Böyle bir bakış, seçmen iradesini yok sayar. Buna göre, adaylar öylesine etkilidir ki, seçmen, otomatik olarak, kendiliğinden bu adaylara yönelir. Bu çekici liderlik özellikleri, sık sık, karizma gibi gizemli öğelere bağlanır. Başka etmenlerle açıklanamayan başarıları, şansa da bağlayamıyorsak, karizmayı işe koşar zihnimiz.
Öte yandan, çeşitli psikoloji araştırmaları, ortalama olarak, başkalarının başarısızlıklarını kendilerine, başarılarını ise çevresel etmenlere yıktığımızı söylüyor. Böylelikle ortalama bir birey, kendisini kötü hissetmeyip hayatına devam ediyor. “Bende de aynı olanaklar olsaydı ben de başarılı olurdum” gibi bir düşünce öne çıkıyor.
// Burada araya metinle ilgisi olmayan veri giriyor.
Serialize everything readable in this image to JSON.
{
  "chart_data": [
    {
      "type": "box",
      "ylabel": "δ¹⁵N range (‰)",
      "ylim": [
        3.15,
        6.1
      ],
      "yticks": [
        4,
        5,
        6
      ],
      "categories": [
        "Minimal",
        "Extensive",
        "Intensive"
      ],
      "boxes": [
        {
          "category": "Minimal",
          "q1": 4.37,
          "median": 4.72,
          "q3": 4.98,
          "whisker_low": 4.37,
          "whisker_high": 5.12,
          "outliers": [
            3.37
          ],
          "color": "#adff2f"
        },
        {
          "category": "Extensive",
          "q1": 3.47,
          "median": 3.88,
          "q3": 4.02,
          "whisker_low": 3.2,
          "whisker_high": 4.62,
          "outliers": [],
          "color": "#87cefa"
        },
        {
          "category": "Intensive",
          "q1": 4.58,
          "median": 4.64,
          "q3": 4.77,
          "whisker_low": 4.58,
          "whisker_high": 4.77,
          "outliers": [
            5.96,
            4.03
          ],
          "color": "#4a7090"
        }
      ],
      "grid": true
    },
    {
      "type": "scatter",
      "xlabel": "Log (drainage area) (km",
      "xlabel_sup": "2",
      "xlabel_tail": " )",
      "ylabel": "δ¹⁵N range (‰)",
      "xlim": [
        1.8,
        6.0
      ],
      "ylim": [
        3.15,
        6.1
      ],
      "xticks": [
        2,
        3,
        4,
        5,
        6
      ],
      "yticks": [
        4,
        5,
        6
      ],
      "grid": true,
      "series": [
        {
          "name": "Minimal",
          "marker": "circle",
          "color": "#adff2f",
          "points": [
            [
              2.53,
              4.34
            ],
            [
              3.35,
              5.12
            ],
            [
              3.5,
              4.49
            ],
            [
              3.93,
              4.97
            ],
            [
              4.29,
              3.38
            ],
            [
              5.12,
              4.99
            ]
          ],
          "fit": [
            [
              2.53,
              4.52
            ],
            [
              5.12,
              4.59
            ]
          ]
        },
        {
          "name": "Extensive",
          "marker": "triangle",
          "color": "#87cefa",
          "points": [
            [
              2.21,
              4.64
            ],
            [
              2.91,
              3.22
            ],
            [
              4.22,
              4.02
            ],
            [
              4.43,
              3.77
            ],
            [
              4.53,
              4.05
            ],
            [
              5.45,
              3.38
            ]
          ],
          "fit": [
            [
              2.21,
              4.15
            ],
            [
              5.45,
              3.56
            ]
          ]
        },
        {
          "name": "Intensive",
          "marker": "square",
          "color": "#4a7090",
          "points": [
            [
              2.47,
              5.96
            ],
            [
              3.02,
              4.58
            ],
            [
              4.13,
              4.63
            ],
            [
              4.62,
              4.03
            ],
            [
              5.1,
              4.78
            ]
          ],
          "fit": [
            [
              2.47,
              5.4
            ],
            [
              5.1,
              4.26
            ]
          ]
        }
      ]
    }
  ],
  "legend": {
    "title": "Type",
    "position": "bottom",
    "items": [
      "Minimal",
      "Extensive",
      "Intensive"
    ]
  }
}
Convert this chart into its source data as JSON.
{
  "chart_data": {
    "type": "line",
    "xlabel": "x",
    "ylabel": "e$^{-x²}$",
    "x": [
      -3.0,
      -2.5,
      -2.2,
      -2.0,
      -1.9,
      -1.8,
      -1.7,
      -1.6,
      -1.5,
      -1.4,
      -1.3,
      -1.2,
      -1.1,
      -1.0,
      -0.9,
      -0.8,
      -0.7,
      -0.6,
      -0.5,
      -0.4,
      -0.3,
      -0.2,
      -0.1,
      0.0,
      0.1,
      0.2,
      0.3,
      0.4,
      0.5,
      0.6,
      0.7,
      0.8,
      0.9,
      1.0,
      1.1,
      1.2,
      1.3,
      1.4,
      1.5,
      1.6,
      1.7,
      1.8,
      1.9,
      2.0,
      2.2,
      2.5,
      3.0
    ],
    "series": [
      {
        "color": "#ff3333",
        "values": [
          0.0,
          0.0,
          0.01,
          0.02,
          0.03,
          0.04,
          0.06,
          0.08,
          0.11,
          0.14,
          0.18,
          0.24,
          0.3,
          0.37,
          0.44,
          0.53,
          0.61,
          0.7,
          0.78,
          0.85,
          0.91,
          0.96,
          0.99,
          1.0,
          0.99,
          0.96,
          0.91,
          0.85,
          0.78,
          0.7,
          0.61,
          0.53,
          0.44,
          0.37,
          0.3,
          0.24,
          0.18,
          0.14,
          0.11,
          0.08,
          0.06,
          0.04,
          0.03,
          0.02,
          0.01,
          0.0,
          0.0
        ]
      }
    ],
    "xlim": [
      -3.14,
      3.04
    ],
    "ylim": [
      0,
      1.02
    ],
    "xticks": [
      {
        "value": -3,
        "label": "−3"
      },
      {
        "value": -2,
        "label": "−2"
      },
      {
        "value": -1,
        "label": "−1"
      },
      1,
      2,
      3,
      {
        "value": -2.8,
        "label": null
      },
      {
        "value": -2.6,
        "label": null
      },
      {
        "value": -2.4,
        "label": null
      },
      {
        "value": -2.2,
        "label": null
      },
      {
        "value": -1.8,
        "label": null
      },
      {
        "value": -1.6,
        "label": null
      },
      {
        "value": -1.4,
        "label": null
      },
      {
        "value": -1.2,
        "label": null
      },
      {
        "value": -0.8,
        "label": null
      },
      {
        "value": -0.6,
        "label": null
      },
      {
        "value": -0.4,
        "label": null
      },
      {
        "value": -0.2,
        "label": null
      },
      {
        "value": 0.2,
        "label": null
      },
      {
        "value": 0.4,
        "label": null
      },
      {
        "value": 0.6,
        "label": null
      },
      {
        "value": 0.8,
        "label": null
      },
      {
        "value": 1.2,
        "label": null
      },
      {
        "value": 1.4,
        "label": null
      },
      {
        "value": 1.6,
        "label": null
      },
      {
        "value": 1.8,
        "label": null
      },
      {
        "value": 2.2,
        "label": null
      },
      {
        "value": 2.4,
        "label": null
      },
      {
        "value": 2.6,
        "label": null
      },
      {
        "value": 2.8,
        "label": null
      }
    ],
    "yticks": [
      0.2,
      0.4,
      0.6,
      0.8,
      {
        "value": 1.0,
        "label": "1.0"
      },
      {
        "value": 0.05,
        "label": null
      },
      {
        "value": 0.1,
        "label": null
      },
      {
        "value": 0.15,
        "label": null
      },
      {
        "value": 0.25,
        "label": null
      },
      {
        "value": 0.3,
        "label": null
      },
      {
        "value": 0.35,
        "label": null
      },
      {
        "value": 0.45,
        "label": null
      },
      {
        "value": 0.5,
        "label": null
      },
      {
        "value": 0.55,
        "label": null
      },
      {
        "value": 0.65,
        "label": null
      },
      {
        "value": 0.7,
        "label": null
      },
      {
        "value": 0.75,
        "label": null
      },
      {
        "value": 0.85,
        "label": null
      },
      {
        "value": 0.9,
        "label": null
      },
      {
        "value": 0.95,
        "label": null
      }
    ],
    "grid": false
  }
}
Kuşkusuz, herkes kendini başkalarıyla karşılaştırmaz; ancak yine de, en azından kendilerini başkalarıyla karşılaştırma eğiliminde olanlar için böyle bir bulguyu not edebiliriz.
Peki 2019 seçimlerinde öne çıkan liderlere bu bilgi ve bulgular ışığında baktığımızda neler söyleyebiliriz?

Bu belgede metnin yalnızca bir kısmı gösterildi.